Caso Rodolfo Orellana ░ EXP N.° 01149-2018-PHC/TC
EXP N.° 01149-2018-PHC/TC
Con fecha 02 de octubre de 2019 en el portal web del Tribunal Constitucional se ha publicado la sentencia del expediente EXP N.° 01149-2018-PHC/TC, seguido por Rodolfo Orellana Rengifo contra el presidente del Instituto Nacional Penitenciario (INPE) sobre proceso de hábeas corpus.
Los hechos denunciados dan cuenta que con fecha 16 de octubre de 2017, Rodolfo Orellana Rengifo interpone demanda de habeas corpus, afirmando que, en el tiempo que lleva recluido en el Establecimiento Penitenciario de Challapalca bajo la medida prisión preventiva, ha podido observar que las autoridades penitenciarias tienen la costumbre dar lectura a las cartas o a las notas que reciben o envían los internos, práctica sustentada en lo establecido en el artículo 38 del Reglamento del Código de Ejecución Penal, norma que tiene rango inferior a una ley. Señala que se debe declarar que la citada norma es inconstitucional y que aquella no puede ser usada por el INPE para dar lectura a la correspondencia de los internos del penal de Challapalca ni de cualquier otro penal del país. Alega la afectación del derecho al secreto e inviolabilidad de las comunicaciones de los internos.
Al respecto, el tribunal señala que en la sentencia recaída en el Expediente 00867-2011-PA/TC, expresó que el derecho al secreto y a la inviolabilidad de las comunicaciones y documentos privados que se encuentra reconocido en el artículo 2, inciso 10, de la Constitución, prohíbe que las comunicaciones y documentos privados de las personas sean interceptados o conocidos por terceros ajenos a la comunicación misma, sean estos órganos públicos o particulares, salvo que exista autorización judicial debidamente motivada para ello. La referida sentencia destaca que el concepto de secreto e inviolabilidad de las comunicaciones y documentos privados, comprende a la comunicación misma, sea cual fuere su contenido y pertenezca o no el objeto de la comunicación al ámbito de lo personal, lo íntimo o lo reservado. «De manera que se conculca el derecho tanto cuando se produce una interceptación de las comunicaciones, es decir, cuando se aprehende la comunicación […], como cuando se accede al conocimiento de lo comunicado, sin encontrarse autorizado para ello«. Esta prohibición constitucional garantiza de manera inequívoca la intangibilidad de la comunicación en cualquiera de sus formas o medios, para evitar que sea objeto de injerencia de terceros. Sin embargo, la tutela de este derecho no se da cuando uno de los interlocutores registra, capta o graba su propia conversación, o, de ser el caso, autoriza de manera voluntaria y expresa a un tercero para que la registre. Lo constitucionalmente prohibido es la intervención de la comunicación por un tercero, sin autorización de ninguno de los interlocutores o de la autoridad judicial.

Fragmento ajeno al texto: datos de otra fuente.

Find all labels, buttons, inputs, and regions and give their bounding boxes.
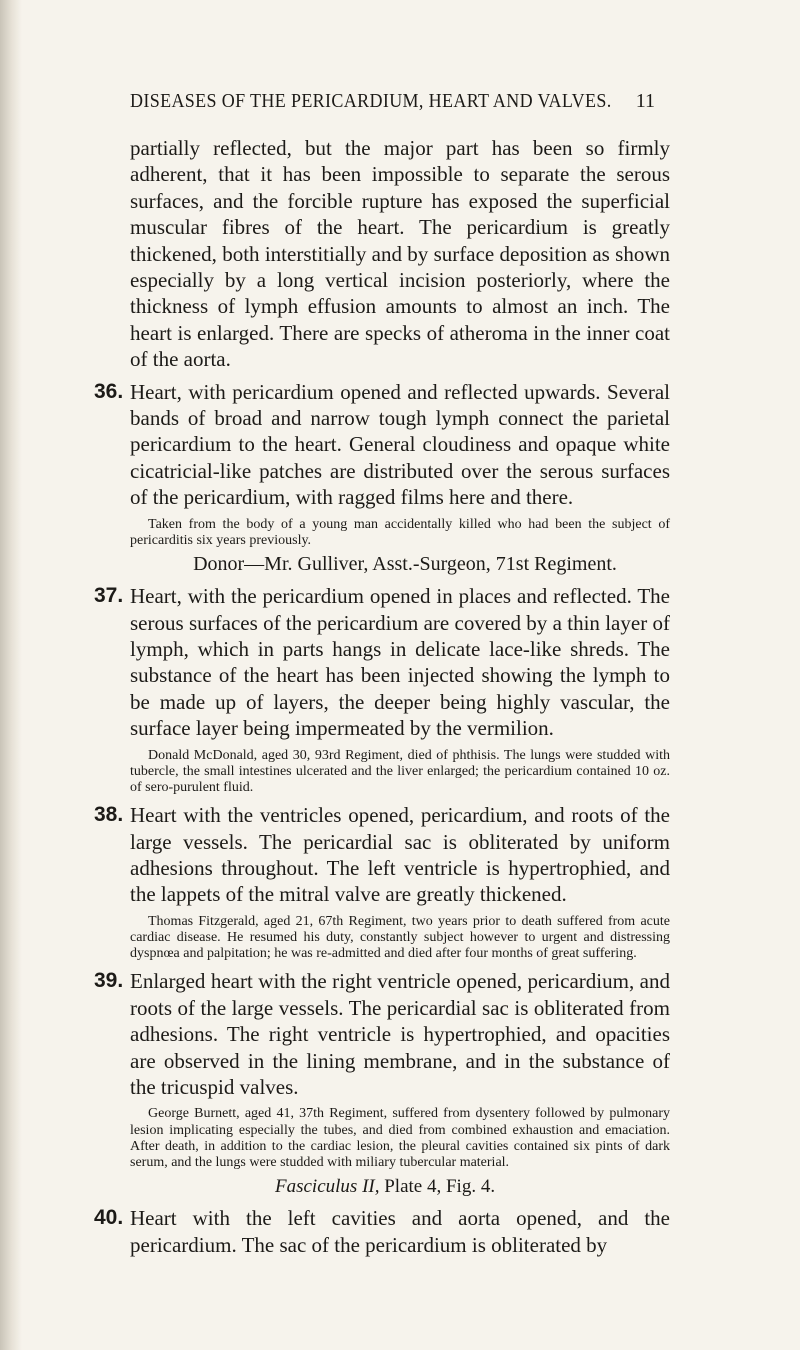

El máximo intérprete de la Constitución, resolviendo el caso, afirma que no se aprecia que el recurrente haya acreditado mínimamente que la norma de ejecución penal en cuestión haya causado un agravio directo del derecho al secreto y a la inviolabilidad de las comunicaciones y documentos privados, pues no se advierte que, a efectos de la reclusión del actor, la autoridad judicial haya emitido un mandato que autorice al personal del INPE el revisar su correspondencia o que personal de la autoridad penitenciaria haya efectuado tal revisión.
Por lo que declara infundada la demanda al no haberse acreditado la vulneración del derecho al secreto e inviolabilidad de las comunicaciones y documentos privados, en conexidad con el derecho de don Rodolfo Orellana Rengifo a no ser objeto de un tratamiento carente de razonabilidad y proporcionalidad respecto de la forma y condiciones en que cumple su reclusión.